A list<T> is a variable-length sequence of values, all of the same type T.

// Lists are used for byte buffers:
type bytes = list<u8>

// Lists can contain compound types as well:
type pairs = list<pair>

Variants

A variant represents exactly one of several named cases, similar to a “tagged union” or “sum type” in other languages.

variant filter {
    all,
    none,
    some(list<string>),
}

The following types are specialized kinds of variant. The Component Model treats them the same as an equivalent variant but code generators may produce different code for them for some languages.

Enums

An enum is a specialized variant where none of the cases have a payload.

enum directions {
    north,
    east,
    south,
    west,
}

Options

An option<T> is a specialized variant with none and some(T) cases.

type maybe-named = option<string>

Results

A result<T, E> is a specialized variant with ok(T) and err(E) cases.

type error-msg = string
type bytes-result = result<list<u8>, error-msg>

Resources

TODO: To avoid confusion, resources (and handles, borrows) are omitted until tooling is ready.

Scopes and name resolution

Identifiers

Reference

WIT identifiers are used for naming items (packages, worlds, interfaces, types), and must follow the Component Model name rules:

  • Identifiers use kebab-case, with ASCII-only words separated by a single -. Each word must be either all lowercase or all UPPERCASE.
  • Identifiers can be prefixed with a % to allow using WIT keywords as identifiers, e.g. %interface.

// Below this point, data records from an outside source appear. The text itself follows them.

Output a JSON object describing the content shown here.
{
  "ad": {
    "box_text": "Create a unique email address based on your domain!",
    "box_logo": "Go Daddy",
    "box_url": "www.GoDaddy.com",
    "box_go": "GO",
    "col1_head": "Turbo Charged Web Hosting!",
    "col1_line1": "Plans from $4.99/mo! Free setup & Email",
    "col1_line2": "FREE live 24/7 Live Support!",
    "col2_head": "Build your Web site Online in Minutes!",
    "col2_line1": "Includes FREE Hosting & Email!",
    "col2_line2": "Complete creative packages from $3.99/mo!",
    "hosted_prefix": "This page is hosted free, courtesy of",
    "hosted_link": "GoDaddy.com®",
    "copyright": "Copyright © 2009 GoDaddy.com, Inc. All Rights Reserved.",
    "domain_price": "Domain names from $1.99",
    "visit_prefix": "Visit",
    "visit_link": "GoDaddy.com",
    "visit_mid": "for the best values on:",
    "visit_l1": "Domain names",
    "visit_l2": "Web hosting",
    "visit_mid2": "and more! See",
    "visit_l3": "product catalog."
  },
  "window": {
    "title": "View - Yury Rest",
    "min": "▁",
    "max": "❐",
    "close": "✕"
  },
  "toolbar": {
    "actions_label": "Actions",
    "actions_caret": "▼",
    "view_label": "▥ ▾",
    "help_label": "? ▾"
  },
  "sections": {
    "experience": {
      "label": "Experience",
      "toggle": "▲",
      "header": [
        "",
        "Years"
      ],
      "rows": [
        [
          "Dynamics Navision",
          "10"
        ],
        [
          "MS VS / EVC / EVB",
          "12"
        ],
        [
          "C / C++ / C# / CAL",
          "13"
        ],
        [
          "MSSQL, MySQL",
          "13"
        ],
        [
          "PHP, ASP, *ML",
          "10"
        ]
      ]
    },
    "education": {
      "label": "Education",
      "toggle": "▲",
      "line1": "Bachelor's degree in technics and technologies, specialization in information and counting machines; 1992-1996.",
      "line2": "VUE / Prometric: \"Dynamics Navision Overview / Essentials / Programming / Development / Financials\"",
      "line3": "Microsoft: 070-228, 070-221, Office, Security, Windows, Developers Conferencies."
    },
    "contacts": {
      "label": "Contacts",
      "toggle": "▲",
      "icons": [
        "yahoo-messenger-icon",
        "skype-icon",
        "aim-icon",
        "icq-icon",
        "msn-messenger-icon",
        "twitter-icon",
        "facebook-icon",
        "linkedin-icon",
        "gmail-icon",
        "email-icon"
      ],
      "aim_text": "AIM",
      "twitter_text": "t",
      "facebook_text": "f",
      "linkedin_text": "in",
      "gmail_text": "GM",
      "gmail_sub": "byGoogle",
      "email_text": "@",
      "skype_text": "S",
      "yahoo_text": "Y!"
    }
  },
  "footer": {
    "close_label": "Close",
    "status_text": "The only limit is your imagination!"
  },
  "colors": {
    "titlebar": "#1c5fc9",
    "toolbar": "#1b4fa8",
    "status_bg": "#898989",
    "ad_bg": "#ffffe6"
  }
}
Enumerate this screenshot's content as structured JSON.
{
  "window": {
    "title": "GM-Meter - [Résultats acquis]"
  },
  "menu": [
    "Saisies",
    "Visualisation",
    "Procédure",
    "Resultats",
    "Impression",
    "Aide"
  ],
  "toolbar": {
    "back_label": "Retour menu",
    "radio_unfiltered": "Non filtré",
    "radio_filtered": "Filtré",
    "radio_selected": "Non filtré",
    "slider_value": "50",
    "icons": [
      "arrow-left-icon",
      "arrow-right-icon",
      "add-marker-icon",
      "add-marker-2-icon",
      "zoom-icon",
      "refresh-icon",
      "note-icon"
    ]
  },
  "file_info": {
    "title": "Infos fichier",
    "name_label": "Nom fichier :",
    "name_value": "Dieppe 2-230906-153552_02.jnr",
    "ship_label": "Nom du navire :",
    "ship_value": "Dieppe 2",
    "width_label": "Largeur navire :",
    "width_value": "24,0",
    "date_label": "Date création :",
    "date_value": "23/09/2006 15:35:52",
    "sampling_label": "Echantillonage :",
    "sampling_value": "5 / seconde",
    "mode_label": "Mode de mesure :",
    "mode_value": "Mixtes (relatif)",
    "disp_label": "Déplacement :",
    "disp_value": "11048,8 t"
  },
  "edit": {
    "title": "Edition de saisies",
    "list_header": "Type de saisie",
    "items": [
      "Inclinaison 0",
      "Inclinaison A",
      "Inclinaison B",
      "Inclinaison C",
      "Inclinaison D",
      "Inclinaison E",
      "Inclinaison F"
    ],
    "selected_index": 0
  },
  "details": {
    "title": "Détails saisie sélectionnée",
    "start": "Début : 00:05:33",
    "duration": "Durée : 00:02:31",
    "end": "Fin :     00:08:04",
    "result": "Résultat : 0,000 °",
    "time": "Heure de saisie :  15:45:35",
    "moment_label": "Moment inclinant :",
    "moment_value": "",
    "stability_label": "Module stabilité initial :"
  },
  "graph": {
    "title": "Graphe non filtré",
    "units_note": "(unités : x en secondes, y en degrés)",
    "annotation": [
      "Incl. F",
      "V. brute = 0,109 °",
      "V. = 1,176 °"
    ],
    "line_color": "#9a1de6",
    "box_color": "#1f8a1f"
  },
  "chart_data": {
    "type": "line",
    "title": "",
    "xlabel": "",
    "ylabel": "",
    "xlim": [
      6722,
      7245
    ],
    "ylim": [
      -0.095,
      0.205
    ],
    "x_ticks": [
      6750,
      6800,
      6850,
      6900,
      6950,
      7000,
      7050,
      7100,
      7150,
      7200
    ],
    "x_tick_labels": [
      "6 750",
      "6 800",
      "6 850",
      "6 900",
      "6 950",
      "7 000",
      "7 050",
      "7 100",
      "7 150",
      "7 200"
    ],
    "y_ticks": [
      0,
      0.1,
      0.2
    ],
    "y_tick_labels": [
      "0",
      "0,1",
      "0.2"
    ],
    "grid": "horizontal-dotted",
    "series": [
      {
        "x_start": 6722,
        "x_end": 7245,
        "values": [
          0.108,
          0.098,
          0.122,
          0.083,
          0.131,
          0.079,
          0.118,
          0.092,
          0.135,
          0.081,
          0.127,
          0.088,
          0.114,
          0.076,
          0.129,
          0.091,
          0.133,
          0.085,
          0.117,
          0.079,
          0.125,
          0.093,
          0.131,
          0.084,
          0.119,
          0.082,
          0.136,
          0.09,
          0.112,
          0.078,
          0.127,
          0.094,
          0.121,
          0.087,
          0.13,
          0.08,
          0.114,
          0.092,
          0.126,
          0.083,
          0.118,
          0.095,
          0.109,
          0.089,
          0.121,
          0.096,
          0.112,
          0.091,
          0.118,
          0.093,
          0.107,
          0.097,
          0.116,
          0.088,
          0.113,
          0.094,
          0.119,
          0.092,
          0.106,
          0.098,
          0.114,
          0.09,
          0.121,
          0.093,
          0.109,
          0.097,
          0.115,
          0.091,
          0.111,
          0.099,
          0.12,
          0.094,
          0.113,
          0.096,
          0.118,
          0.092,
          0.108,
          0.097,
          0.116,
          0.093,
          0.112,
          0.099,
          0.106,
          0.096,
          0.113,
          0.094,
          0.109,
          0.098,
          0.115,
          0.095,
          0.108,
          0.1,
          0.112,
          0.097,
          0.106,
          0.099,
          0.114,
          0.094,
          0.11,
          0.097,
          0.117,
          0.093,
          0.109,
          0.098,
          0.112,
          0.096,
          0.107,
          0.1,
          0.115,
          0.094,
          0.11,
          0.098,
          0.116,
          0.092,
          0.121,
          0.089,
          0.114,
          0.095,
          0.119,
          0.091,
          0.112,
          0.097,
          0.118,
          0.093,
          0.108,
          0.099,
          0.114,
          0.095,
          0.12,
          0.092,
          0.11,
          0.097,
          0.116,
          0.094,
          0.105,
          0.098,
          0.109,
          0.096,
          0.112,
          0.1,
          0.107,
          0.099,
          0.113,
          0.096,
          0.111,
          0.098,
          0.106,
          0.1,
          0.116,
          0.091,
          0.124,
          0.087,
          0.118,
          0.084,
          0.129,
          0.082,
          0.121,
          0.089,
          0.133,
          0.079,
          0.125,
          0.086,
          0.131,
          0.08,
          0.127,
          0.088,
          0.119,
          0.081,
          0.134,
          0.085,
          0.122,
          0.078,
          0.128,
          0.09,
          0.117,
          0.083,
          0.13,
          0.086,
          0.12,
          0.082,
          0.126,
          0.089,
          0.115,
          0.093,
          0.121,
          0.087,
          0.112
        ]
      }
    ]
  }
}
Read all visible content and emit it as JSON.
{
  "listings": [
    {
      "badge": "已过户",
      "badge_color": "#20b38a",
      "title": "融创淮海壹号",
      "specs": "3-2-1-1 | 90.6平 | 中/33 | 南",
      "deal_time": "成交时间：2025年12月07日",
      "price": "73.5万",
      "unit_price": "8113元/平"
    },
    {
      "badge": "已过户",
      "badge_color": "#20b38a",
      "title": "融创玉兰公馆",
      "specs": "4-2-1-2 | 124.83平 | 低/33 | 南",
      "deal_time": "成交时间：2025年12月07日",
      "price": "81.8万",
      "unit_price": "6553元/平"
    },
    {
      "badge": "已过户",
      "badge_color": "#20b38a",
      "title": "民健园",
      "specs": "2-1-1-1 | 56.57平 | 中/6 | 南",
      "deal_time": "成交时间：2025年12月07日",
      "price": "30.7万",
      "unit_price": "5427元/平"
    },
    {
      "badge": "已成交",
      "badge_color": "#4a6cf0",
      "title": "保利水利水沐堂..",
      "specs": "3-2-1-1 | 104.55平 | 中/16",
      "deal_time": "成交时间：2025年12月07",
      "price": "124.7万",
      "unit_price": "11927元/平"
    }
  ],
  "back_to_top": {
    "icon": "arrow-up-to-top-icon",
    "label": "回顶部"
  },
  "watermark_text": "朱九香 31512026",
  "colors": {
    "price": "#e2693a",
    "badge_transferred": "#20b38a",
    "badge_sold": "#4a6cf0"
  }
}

Allowed: “singleton”, “multiple-words”, “acronyms-TLA”, “%interface”, “%unnecessary-prefix

Not allowed: “Mixed-Case”, “double--dashes”, “-outer-dashes-”, “interface

TODO: explain name resolution

Type aliases

TODO

Renaming with use

TODO: explain different forms of use

Comments

// Line comment

/*
Block comment /* nesting allowed! */
*/

/// Doc comment
very-well-documented: func()

/**
Block-doc comment
*/
interface extremely-well-documented {}

Functions

Reference

Functions are defined in an interface or are listed as an import or export from a world. Parameters to a function must all be named and have unique names:

interface quick-ref-funcs {
    set: func(key: string, val: u64) -> option<u64>

    // Return values are optional
    do-nothing: func()
}

Interfaces

Reference

An interface can be thought of as an instance in the WebAssembly Component Model, for example a unit of functionality imported from the host or implemented by a component for consumption on a host.

interface line-drawer {
    // Interfaces can define types to be used within the same interface or by
    // another interface.
    record point {
        x: float32,
        y: float32,
    }

    draw: func(start: point, end: point)
}

Worlds

Reference

A world is a complete description of both imports and exports of a component. A world can be thought of as an equivalent of a component type in the component model.

world my-world {
    // Worlds can `include` another world, which merges that world's
    // imports and exports into this one:
    include other-package:other-world

    // Exports and imports can refer to separately-defined interfaces:
    export wasi:http/incoming-handler
    import wasi:http/outgoing-handle

    // A world can also define interface or function imports/exports in-line:
    export my-interface : interface {
        ping: func()
    }
    import get-config: func() -> string
}

Packages

A WIT package is a collection of WIT interfaces and worlds defined in files in the same directory that that all use the file extension wit, for example foo.wit. Files are encoded as valid utf-8 bytes. Types can be imported between interfaces within a package and additionally from other packages through IDs.

main.wit

// Package identifiers have a namespace, name, and optional SemVer version.
package quick-ref:example@0.0.1-alpha.1

world quick-ref-world {
    // Top-level items from other files are in scope.
    import config
}

config.wit

// Only one file needs to specify a package identifier.